What is the trait you most deplore in others?
Insecurity. I admire folks who are confident and secure in themselves not to be threatened by others. So if you come to me saying ‘Peter says this about Lamin. Be careful of Natasha’, chances are you aren’t secure and/or trustworthy.

What was your most embarrassing moment?
I was very young but I remember an ustass [Quranic teacher] that used me at assembly to explain wet dreams and washing zanaba. I remember crying all day at school that Friday.

What is the most expensive thing you’ve bought?
A vehicle. And it’s not even luxury one.

What is your most treasured possession?
A photo of me giving my moms what was to be our last hugs. God Rest her Soul.

What would your superpower be?
Healing the sick, because I know what I’d gone through when my mother was sick and couldn’t move or say a word to me.

What is your favourite smell?
Smell of rain.

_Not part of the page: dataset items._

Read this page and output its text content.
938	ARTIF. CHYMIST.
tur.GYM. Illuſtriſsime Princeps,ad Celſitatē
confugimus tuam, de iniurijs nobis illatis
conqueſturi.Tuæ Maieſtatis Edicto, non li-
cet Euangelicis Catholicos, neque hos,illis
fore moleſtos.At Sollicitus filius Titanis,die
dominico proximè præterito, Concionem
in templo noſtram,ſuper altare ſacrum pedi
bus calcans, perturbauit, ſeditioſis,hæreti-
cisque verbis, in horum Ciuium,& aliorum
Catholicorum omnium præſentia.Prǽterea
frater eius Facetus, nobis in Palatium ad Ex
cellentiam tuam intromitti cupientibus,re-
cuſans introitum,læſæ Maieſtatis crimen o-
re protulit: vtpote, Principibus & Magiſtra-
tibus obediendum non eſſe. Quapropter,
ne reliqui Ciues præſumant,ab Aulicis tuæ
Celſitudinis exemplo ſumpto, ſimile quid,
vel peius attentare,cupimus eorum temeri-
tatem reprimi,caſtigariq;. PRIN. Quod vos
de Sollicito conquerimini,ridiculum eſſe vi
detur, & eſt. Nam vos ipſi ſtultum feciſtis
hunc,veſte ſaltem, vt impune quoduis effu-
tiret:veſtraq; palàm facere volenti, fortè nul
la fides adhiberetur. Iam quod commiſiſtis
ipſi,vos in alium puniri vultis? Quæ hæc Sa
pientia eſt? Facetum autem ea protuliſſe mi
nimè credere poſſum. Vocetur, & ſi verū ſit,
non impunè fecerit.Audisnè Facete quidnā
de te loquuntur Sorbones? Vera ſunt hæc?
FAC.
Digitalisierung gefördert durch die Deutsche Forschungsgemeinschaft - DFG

It’s very soothing. That’s what I loved most in rainy season. I hate farming.

 If you could bring something extinct back to life, what would you choose?
Orthodox Human Relationships that’s been ‘killed’ by technology and social media.

What is the worst thing anyone’s said to you?
That I’m selfish and do not care about people who love me. She was my girlfriend. Still hurts because nobody ever told me that even after her.

Have you ever said “I love you” and not meant it?
Yes, I did. I wasn’t prepared.

Which living person do you most despise, and why?
Yaya Jammeh. He’s a murderer and took our country through the most turbulent people of oppression and repression.

Who would you invite to your dream dinner party?
My older Sister, Fanye. She’s the one girl I share same DNAs with from moms and pops. She’s the most innocent, harmless female, lights the room with her aura. She is full of life.

If you could go back in time, where would you go?
The Gambia. University of The Gambia days, to be specific. I made the best of friends there. I’m talking lifelong friends.

Which word do you most overuse?

What has been your biggest disappointment?
That I still haven’t gotten kids by now. I would have loved to have a Junior me that I’d drop at school every morning. I’m working on it though.

How do you relax?
Listening to music when alone. But I prefer the strip club scenery on weekends.

What is the closest you’ve come to death?
Was young and attempted to swim in a village river. But for the help of others, I would have drowned.

What single thing would improve the quality of your life?
Family. It’s everything to me.

What is your greatest achievement?
Obtaining a bachelor’s degree. That foundation is crucial and sets the stage for bigger, better ambitions. Preps you for the world.

What keeps you awake at night?
Lately, it’s been Gambia and curricula. Any thing Gambian, I’d not let pass. I’d either read, view or comment on it.

How would you like to be remembered?
A selfless human and patriot.

What is the most important lesson life has taught you?

That you cannot be complacent and take things for granted, but be prepared to give the benefit of the doubt. I learned not to jump to questioning people’s motives.

 Is it better to give or receive?
It depends. There’s great satisfaction in giving, so much humility and appreciation in receiving. I prefer giving though.

Which living person do you most admire?
Lawyer A.N.M Ousainou Darboe. He’s the epitome of humility and selflessness. When you read his interlocutor, you’d want to be like him and commit self to public and national service.